Mr A died having been separated from his wife Mrs B. They owned a property together which was severed prior to his death. In his will he left his share of the property to our client to hold on trust for Mr A’s son.
Situation is a little difficult as Mrs B is son’s mother and being the owner of the other share of the house, which she lives in with son, doesn’t see why we have any involvement.
We initially asked her to agree to a transfer of the property into joint names with my client as the trustee but she is refusing.
We are entitled to the equitable title but would that be sufficient for a court to order the transfer of the legal title to us as trustees.
If so what is the process and if not what other options are available?
Graham & Rosen
I had a similar situation and registered the death certificate at the land registry and a Form N restriction in favour of the trustees.
As no-one else seems to have responded, I would venture the following, based on my understanding from Paul’s post.
Mrs B is now the surviving trustee of land, and so the sole person entitled to the legal title of the property. Unless you feel any of the other provisions of the Trusts of Land and Appointment of Trustees Act apply, Mrs B is perfectly entitled to continue as sole trustee, or appoint anyone else of her choice to be her co-trustee.
Paul’s client may be trustee of the will trusts, but needs to understand that he/she [albeit as will trustee] is just a beneficiary of the trust of land.
Thank you both. Do you think there is a chance that the court would enforce a transfer given the situation and conflict? Or is it just a case of placing the restriction?
Graham & Rosen
Presumably as the deceased is still named on the title deeds as a registered owner you may be able to enter a Form RQ where you will be sent an alert if there is proposed sale activity.
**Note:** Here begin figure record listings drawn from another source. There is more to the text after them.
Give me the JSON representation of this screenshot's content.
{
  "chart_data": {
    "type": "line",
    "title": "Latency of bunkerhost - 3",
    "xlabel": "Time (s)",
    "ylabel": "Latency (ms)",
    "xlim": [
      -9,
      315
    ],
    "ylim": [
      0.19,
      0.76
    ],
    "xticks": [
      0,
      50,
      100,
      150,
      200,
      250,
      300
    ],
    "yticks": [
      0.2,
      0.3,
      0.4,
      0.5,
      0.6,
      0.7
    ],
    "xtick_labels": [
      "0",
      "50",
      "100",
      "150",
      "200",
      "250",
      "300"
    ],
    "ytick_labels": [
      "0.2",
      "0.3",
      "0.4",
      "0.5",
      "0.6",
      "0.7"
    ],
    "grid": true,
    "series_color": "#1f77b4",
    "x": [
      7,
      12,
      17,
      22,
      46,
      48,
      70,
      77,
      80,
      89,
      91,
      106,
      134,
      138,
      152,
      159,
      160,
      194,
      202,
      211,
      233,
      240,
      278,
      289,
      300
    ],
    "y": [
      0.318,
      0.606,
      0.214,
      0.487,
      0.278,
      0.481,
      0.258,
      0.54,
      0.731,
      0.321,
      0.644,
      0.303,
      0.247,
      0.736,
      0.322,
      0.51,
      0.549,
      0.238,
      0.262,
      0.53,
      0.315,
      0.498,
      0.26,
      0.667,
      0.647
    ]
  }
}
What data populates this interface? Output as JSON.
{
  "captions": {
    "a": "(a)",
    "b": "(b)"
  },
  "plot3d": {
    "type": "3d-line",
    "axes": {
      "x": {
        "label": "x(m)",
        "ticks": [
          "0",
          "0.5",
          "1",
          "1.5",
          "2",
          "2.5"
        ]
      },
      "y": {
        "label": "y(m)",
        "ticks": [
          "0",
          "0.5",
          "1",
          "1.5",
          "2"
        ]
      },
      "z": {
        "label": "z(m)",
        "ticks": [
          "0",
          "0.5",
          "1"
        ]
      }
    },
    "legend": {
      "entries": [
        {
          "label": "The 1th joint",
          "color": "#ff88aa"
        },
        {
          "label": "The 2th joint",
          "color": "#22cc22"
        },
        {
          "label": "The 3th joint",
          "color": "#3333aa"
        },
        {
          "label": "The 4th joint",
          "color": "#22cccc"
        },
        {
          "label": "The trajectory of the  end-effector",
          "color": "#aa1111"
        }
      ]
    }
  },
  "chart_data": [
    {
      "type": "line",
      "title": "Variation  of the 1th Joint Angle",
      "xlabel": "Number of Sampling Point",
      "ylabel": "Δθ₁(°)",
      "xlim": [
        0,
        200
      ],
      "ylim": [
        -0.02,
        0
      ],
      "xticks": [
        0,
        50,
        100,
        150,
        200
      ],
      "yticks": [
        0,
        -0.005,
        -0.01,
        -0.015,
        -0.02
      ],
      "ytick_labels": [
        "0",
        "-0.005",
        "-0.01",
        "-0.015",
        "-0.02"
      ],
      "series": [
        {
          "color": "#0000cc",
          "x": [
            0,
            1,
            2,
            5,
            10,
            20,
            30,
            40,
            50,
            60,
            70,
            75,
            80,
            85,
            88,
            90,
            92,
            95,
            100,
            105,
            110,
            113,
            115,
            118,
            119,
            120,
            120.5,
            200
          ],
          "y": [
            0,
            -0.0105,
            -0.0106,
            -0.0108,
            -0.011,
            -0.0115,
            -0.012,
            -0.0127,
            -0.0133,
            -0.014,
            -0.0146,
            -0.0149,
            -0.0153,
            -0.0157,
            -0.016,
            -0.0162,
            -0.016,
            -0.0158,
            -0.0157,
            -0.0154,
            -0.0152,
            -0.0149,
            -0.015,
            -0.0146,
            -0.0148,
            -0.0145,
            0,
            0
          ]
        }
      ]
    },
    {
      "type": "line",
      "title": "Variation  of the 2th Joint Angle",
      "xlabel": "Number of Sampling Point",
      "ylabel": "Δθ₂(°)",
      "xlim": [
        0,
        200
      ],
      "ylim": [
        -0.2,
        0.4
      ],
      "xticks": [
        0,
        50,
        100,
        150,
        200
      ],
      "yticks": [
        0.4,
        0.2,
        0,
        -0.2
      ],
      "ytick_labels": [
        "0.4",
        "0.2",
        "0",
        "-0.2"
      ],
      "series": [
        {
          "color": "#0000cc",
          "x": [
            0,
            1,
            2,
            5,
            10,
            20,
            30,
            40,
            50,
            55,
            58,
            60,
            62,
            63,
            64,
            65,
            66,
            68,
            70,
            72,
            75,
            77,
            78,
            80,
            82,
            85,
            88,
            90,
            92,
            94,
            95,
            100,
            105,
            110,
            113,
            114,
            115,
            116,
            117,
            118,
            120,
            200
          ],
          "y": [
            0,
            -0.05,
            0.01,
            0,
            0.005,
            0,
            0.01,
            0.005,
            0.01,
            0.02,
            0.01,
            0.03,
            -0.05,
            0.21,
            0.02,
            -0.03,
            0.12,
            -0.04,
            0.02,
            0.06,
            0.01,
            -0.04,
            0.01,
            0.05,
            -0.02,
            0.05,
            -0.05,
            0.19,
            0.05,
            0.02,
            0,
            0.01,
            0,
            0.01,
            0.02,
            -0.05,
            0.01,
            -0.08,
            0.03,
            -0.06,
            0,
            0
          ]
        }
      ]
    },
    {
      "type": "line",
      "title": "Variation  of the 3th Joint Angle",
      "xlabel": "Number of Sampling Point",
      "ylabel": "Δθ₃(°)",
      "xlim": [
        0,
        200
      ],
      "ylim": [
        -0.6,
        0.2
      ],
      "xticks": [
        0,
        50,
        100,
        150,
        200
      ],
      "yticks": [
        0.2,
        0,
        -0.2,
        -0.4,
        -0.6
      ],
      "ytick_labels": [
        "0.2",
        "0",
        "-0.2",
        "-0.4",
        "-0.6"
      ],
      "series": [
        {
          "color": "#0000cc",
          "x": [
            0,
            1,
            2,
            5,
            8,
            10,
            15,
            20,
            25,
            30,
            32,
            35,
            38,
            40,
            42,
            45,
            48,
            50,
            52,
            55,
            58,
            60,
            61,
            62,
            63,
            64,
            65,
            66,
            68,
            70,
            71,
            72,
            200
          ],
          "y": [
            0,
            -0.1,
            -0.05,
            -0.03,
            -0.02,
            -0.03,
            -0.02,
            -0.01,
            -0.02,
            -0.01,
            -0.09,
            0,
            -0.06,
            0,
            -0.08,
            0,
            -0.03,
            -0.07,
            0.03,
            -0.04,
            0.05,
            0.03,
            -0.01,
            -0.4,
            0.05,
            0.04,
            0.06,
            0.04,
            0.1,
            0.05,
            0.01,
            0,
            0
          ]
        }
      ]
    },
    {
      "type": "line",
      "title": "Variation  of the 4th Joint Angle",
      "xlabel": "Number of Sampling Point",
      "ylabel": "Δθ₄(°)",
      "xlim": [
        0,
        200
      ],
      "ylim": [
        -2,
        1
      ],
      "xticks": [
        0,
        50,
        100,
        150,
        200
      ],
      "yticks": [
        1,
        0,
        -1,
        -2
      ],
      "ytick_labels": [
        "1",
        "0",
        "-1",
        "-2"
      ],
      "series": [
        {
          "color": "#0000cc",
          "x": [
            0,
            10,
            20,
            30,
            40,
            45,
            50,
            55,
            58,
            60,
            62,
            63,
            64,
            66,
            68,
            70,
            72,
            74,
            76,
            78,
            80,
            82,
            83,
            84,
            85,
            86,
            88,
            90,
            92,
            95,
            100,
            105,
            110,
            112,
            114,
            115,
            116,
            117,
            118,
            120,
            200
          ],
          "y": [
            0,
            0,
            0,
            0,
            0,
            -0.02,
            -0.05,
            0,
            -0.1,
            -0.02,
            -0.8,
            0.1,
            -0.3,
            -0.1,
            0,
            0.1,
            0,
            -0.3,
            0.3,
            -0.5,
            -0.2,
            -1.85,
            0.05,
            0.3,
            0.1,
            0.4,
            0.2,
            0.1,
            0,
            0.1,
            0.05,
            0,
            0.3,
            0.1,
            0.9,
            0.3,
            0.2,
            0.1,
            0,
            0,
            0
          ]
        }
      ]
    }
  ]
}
This is a new restriction available since I last had this scenario. It may be worth a call to the land registry or any conveyancers as to whether the prs would have locus standi to register and then you wouldn’t have to worry that she could appoint someone as co-trustee and act in a way that could be a potential breach of trust. Mullenky is correct in his surmise but also assuming that she would act honourably and not defraud her son but a fancy man/con man type could be very persuasive to a vulnerable widow or she may feel she is entitled to it all - who knows? Unfortunately we have to think the worst of human nature and act to protect our own client’s interest, in this case, the son.
So far as Claire’s last post is concerned, if anyone has produced the death certificate to the land registry then the deceased should no longer be registered - the title document would simply show the [surviving] legal owner ie Mrs B.
I have no idea what a “Form RQ” may be, but Paul’s client could apply for a “Property Alert” from the land registry which I suspect would be of similar effect albeit limited to a maximum of 10 properties [so probably not ideal for Paul himself] provided that the client would act on any alert received.
However, Claire assumes we should consider “the worst of human nature” whilst Paul gives little detail of the case and I think it would be perfectly normal for Mrs B to react as stated in the circumstances described. Clearly this depends on the detailed situation, including the personal identity [and attitude] of the trustee, the age of the son, the vesting age, and what other provisions are included in the will, eg to provide a fund to pay for maintenance/repairs/improvements to the property, and/or maintenance for the son [per IPFDA] as well as the identity of the residuary legatee.
Perhaps Paul and his client with [presumably] greater details of the estate assets, and the will file, can now consider what should be an equitable balance of the estate, and then discuss this with Mrs B without demanding what probably seem [and are] pointless legal aspects.